An anonymous tattletale reports that yet another big shale cat is on the Permian Prowl. Without spilling the beans of the forthcoming mega deal with ExxonMobil, Pioneer Resources CEO Scott Sheffield in August alerted analysts during an earnings call to a tidal wave a-comin’ in the shale oil patch, which he coined “extreme consolidation.” Now, two months and a $60 billion deal later, the flood gates appear to be opening.

Reese Energy Consulting today is following the latest rumblings of potential mergers this time from Okla. City-based Devon Energy, which is said to be weighing candidates to scale up its shale resources. Devon operates in the Permian Delaware (400,000 net acres; 420 MBOED (50% oil) in 2Q), Eagle Ford, Anadarko, Powder River, and Bakken. Permian production is by far its largest revenue driver.

So, the question is: Which of its shale resources is Devon looking to build on—or is it all of them? According to the tattletale, Marathon Oil and CrownQuest are on Devon’s homework list. Let’s compare their goodies.

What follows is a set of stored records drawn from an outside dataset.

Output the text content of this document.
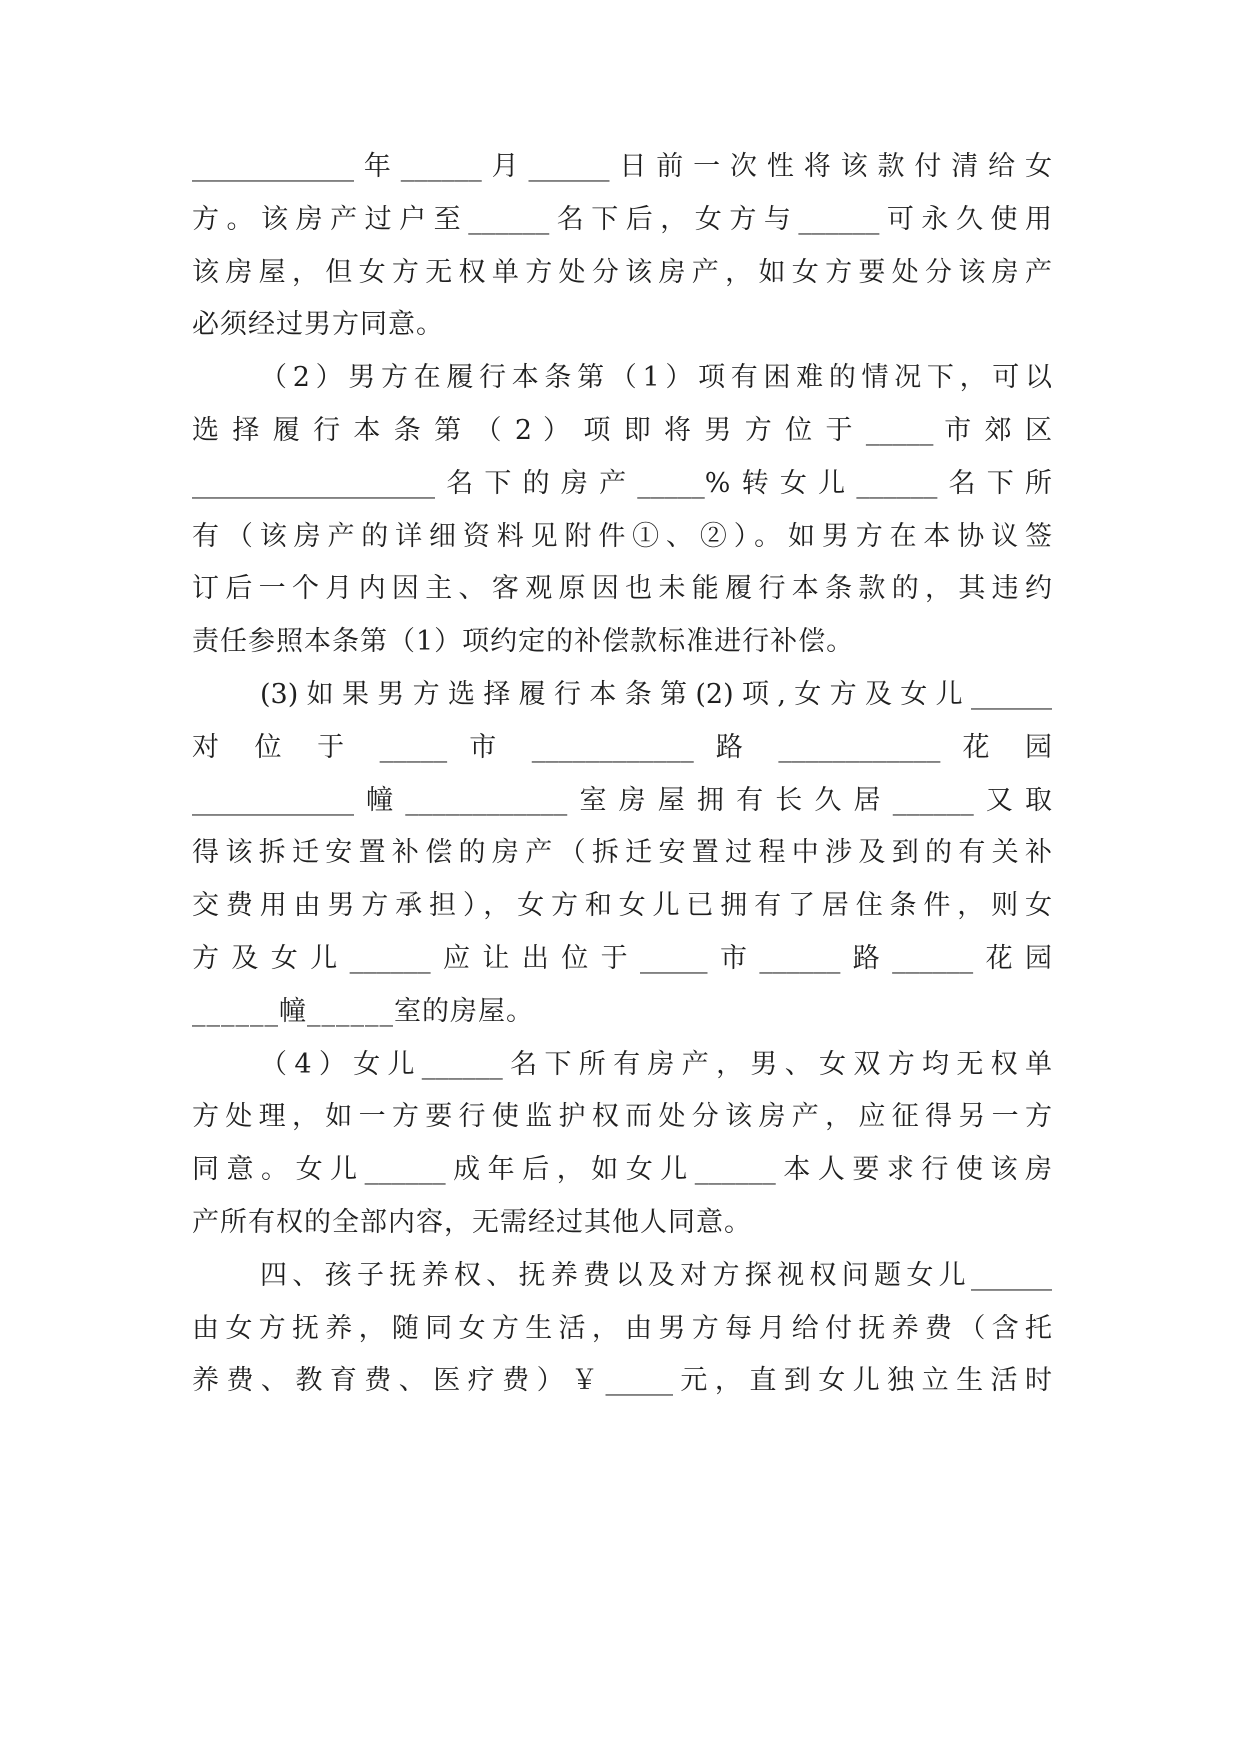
____________年______月______日前一次性将该款付清给女
方。该房产过户至______名下后，女方与______可永久使用
该房屋，但女方无权单方处分该房产，如女方要处分该房产
必须经过男方同意。
（2）男方在履行本条第（1）项有困难的情况下，可以
选 择 履 行 本 条 第 （ 2 ） 项 即 将 男 方 位 于 _____ 市 郊 区
__________________名下的房产_____%转女儿______名下所
有（该房产的详细资料见附件①、②）。如男方在本协议签
订后一个月内因主、客观原因也未能履行本条款的，其违约
责任参照本条第（1）项约定的补偿款标准进行补偿。
(3)如果男方选择履行本条第(2)项,女方及女儿______
对 位 于 _____ 市 ____________ 路 ____________ 花 园
____________幢____________室房屋拥有长久居______又取
得该拆迁安置补偿的房产（拆迁安置过程中涉及到的有关补
交费用由男方承担），女方和女儿已拥有了居住条件，则女
方及女儿______应让出位于_____市______路______花园
______幢______室的房屋。
（4）女儿______名下所有房产，男、女双方均无权单
方处理，如一方要行使监护权而处分该房产，应征得另一方
同意。女儿______成年后，如女儿______本人要求行使该房
产所有权的全部内容，无需经过其他人同意。
四、孩子抚养权、抚养费以及对方探视权问题女儿______
由女方抚养，随同女方生活，由男方每月给付抚养费（含托
养费、教育费、医疗费）￥_____元，直到女儿独立生活时
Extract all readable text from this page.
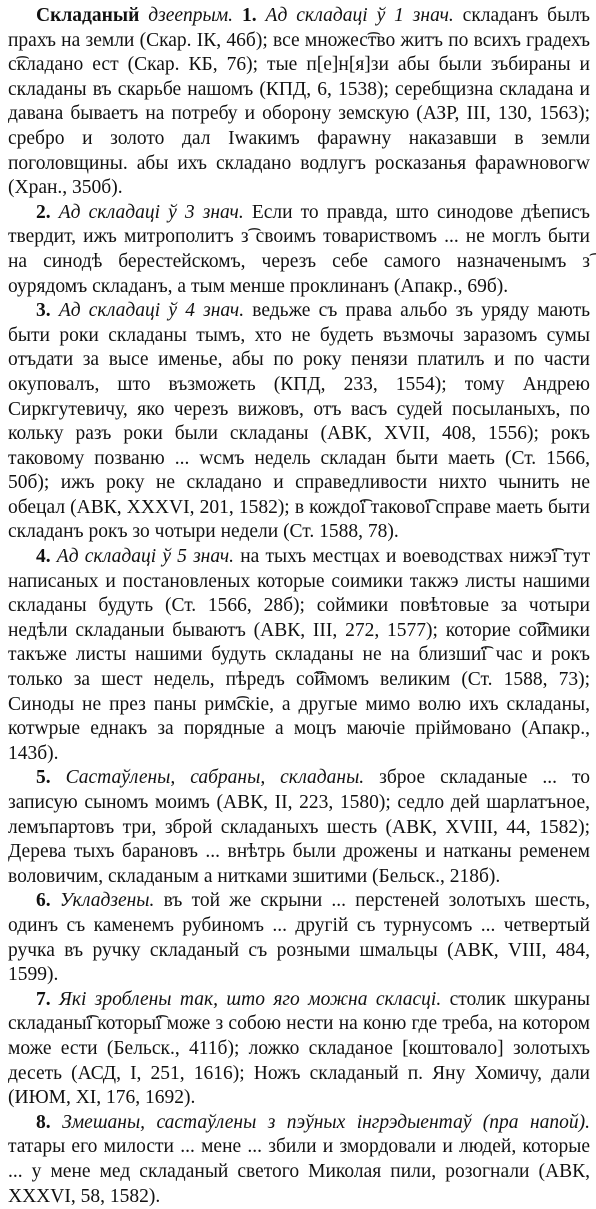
Складаный дзеепрым. 1. Ад складаці ў 1 знач. складанъ былъ прахъ на земли (Скар. ІК, 46б); все множес͡тво житъ по всихъ градехъ с͡кладано ест (Скар. КБ, 76); тые п[е]н[я]зи абы были зъбираны и складаны въ скарьбе нашомъ (КПД, 6, 1538); серебщизна складана и давана бываетъ на потребу и оборону земскую (АЗР, ІІІ, 130, 1563); сребро и золото дал Іwакимъ фараwну наказавши в земли поголовщины. абы ихъ складано водлугъ росказанья фараwновогw (Хран., 350б).

2. Ад складаці ў 3 знач. Если то правда, што синодове дѣеписъ твердит, ижъ митрополитъ з͡ своимъ товариствомъ ... не моглъ быти на синодѣ берестейскомъ, черезъ себе самого назначенымъ з͡ оурядомъ складанъ, а тым менше проклинанъ (Апакр., 69б).

3. Ад складаці ў 4 знач. ведьже съ права альбо зъ уряду мають быти роки складаны тымъ, хто не будеть възмочы заразомъ сумы отъдати за высе именье, абы по року пенязи платилъ и по части окуповалъ, што възможеть (КПД, 233, 1554); тому Андрею Сиркгутевичу, яко черезъ вижовъ, отъ васъ судей посыланыхъ, по кольку разъ роки были складаны (АВК, XVII, 408, 1556); рокъ таковому позваню ... wсмъ недель складан быти маеть (Ст. 1566, 50б); ижъ року не складано и справедливости нихто чынить не обецал (АВК, XXXVI, 201, 1582); в кождо͡ї таково͡ї справе маеть быти складанъ рокъ зо чотыри недели (Ст. 1588, 78).

4. Ад складаці ў 5 знач. на тыхъ местцах и воеводствах нижэ͡ї тут написаных и постановленых которые соимики такжэ листы нашими складаны будуть (Ст. 1566, 28б); соймики повѣтовые за чотыри недѣли складаныи бываютъ (АВК, ІІІ, 272, 1577); которие со͡ймики такъже листы нашими будуть складаны не на близши͡ї час и рокъ только за шест недель, пѣредъ со͡ймомъ великим (Ст. 1588, 73); Синоды не през паны рим͡скіе, а другые мимо волю ихъ складаны, котwрые еднакъ за порядные а моцъ маючіе пріймовано (Апакр., 143б).

5. Састаўлены, сабраны, складаны. зброе складаные ... то записую сыномъ моимъ (АВК, ІІ, 223, 1580); седло дей шарлатъное, лемъпартовъ три, зброй складаныхъ шесть (АВК, XVIII, 44, 1582); Дерева тыхъ барановъ ... внѣтрь были дрожены и натканы ременем воловичим, складаным а нитками зшитими (Бельск., 218б).

6. Укладзены. въ той же скрыни ... перстеней золотыхъ шесть, одинъ съ каменемъ рубиномъ ... другій съ турнусомъ ... четвертый ручка въ ручку складаный съ розными шмальцы (АВК, VIII, 484, 1599).

7. Які зроблены так, што яго можна скласці. столик шкураны складаны͡ї которы͡ї може з собою нести на коню где треба, на котором може ести (Бельск., 411б); ложко складаное [коштовало] золотыхъ десеть (АСД, І, 251, 1616); Ножъ складаный п. Яну Хомичу, дали (ИЮМ, XI, 176, 1692).

8. Змешаны, састаўлены з пэўных інгрэдыентаў (пра напой). татары его милости ... мене ... збили и змордовали и людей, которые ... у мене мед складаный светого Миколая пили, розогнали (АВК, XXXVI, 58, 1582).
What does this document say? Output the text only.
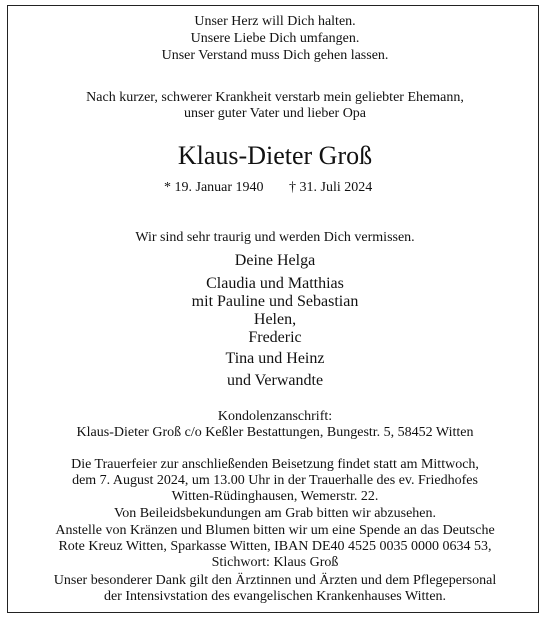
Unser Herz will Dich halten.
Unsere Liebe Dich umfangen.
Unser Verstand muss Dich gehen lassen.
Nach kurzer, schwerer Krankheit verstarb mein geliebter Ehemann,
unser guter Vater und lieber Opa
Klaus-Dieter Groß
* 19. Januar 1940 † 31. Juli 2024
Wir sind sehr traurig und werden Dich vermissen.
Deine Helga
Claudia und Matthias
mit Pauline und Sebastian
Helen,
Frederic
Tina und Heinz
und Verwandte
Kondolenzanschrift:
Klaus-Dieter Groß c/o Keßler Bestattungen, Bungestr. 5, 58452 Witten
Die Trauerfeier zur anschließenden Beisetzung findet statt am Mittwoch,
dem 7. August 2024, um 13.00 Uhr in der Trauerhalle des ev. Friedhofes
Witten-Rüdinghausen, Wemerstr. 22.
Von Beileidsbekundungen am Grab bitten wir abzusehen.
Anstelle von Kränzen und Blumen bitten wir um eine Spende an das Deutsche
Rote Kreuz Witten, Sparkasse Witten, IBAN DE40 4525 0035 0000 0634 53,
Stichwort: Klaus Groß
Unser besonderer Dank gilt den Ärztinnen und Ärzten und dem Pflegepersonal
der Intensivstation des evangelischen Krankenhauses Witten.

Houston-based Marathon shares similar basins with Devon (Permian, Eagle Ford, Anadarko, Bakken) but with an international kicker, Equatorial Guinea. From a market value size, it’s about half of Devon’s $32 billion. Marathon operates 290,000 acres also in the Delaware, reporting in 2Q a surprising 40 MBOED (50% oil). Midland, Texas-based CrownQuest, on the other hand, is a pure-play Permian cat with 86,000 acres in the Northern Midland, 112 MBPD in production, and entertaining buy offers at the $10+ billion mark.